The liquid-to-solid transition of water, also known as freezing, is a physical process in which liquid water transforms into a solid state at a temperature of 0 degrees Celsius or 32 degrees Fahrenheit.

What causes water to turn from liquid to solid?

The liquid-to-solid transition of water occurs when the temperature of liquid water decreases below its freezing point. This causes the water molecules to slow down and form a crystalline structure, resulting in the solid state of ice.

How does the liquid-to-solid transition of water affect its density?

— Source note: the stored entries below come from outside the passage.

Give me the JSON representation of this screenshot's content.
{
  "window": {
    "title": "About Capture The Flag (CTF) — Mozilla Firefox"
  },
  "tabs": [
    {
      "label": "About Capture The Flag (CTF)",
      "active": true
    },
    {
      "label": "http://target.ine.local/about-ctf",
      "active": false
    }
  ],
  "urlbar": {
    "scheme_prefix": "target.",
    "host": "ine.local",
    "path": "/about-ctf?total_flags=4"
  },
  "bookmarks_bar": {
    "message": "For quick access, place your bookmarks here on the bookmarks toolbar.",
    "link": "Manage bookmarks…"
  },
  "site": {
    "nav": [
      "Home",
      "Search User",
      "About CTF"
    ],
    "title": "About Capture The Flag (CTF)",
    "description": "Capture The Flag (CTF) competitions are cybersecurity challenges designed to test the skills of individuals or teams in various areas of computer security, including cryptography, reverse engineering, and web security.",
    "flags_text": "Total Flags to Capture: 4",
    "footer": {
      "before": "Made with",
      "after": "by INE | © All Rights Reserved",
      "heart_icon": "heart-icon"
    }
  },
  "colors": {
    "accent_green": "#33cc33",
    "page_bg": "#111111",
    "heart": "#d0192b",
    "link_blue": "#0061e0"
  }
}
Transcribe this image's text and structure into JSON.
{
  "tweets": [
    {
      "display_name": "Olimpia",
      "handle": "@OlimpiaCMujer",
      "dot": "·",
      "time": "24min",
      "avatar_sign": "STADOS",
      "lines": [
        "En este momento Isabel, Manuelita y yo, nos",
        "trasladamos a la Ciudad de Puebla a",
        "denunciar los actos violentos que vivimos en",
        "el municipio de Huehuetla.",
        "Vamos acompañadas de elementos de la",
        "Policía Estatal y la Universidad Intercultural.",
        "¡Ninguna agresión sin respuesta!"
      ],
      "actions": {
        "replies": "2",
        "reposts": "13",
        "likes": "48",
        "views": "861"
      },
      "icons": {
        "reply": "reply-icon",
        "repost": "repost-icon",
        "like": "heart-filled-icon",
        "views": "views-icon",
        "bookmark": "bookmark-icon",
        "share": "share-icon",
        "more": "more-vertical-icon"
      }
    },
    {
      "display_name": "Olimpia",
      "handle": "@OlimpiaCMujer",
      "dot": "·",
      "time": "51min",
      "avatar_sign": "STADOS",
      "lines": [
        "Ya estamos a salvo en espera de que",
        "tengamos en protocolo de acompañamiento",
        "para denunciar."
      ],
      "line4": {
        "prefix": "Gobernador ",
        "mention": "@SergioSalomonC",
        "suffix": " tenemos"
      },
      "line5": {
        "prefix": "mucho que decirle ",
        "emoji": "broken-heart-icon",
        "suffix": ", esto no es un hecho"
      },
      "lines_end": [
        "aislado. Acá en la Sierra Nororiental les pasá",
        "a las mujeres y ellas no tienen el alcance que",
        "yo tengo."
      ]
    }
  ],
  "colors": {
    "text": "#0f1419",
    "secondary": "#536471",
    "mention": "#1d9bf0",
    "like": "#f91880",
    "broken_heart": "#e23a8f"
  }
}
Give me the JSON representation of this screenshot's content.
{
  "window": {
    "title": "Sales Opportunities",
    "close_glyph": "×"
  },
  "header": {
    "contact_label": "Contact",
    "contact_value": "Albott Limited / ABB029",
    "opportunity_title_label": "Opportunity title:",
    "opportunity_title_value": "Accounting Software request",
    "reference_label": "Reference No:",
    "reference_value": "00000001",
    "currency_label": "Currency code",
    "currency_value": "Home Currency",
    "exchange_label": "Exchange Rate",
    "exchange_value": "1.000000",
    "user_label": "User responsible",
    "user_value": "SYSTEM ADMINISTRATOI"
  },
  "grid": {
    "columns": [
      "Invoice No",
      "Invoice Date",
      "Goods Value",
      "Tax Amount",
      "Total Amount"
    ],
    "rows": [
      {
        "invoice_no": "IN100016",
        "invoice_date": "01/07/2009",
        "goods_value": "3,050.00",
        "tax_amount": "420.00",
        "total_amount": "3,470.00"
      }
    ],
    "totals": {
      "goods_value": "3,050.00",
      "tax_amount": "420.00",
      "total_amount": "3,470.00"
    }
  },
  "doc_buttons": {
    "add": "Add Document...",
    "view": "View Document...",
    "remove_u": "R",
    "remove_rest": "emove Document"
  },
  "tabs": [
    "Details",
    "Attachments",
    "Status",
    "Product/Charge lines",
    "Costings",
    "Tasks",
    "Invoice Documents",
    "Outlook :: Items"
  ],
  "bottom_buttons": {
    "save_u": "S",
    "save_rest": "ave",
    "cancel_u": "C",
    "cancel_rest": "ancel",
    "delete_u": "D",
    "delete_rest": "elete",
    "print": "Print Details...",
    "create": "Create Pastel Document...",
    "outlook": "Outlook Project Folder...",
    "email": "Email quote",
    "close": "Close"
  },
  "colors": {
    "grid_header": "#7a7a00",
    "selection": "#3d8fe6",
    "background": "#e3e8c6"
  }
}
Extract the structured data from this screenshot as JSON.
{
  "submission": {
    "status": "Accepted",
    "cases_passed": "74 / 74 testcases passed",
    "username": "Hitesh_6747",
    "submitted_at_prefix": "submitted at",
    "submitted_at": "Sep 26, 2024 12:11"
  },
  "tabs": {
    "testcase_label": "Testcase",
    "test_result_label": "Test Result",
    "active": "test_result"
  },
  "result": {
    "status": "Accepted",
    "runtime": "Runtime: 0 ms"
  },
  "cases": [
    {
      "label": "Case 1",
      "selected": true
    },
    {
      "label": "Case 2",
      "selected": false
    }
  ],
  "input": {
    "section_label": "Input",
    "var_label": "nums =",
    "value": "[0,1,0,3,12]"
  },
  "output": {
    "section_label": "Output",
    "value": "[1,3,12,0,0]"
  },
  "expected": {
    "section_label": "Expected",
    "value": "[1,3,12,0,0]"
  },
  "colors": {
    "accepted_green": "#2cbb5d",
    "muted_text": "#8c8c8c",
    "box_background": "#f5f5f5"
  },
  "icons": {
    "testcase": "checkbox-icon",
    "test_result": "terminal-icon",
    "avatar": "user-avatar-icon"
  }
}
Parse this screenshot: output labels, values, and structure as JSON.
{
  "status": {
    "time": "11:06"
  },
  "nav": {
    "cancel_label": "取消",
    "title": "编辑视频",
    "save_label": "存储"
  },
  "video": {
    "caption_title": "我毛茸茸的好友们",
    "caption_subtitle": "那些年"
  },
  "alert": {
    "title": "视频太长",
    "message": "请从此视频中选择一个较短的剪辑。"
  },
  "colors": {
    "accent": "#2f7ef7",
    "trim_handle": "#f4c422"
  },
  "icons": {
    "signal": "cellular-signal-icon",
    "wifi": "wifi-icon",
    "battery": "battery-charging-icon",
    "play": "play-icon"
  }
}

Unlike most substances, water becomes less dense as it freezes, causing it to expand and float on top of liquid water. This is due to the formation of a lattice structure in ice, which creates more space between water molecules.

Can the liquid-to-solid transition of water be reversed?

Yes, the solid-to-liquid transition of water, also known as melting, can reverse the liquid-to-solid transition. When ice is heated above its melting point, the structure of the lattice breaks down and the water molecules are able to move freely, resulting in liquid water.

What factors can affect the liquid-to-solid transition of water?

The liquid-to-solid transition of water can be influenced by various factors, including temperature, pressure, and impurities. For example, adding salt to water can lower its freezing point, making it more difficult for the liquid-to-solid transition to occur.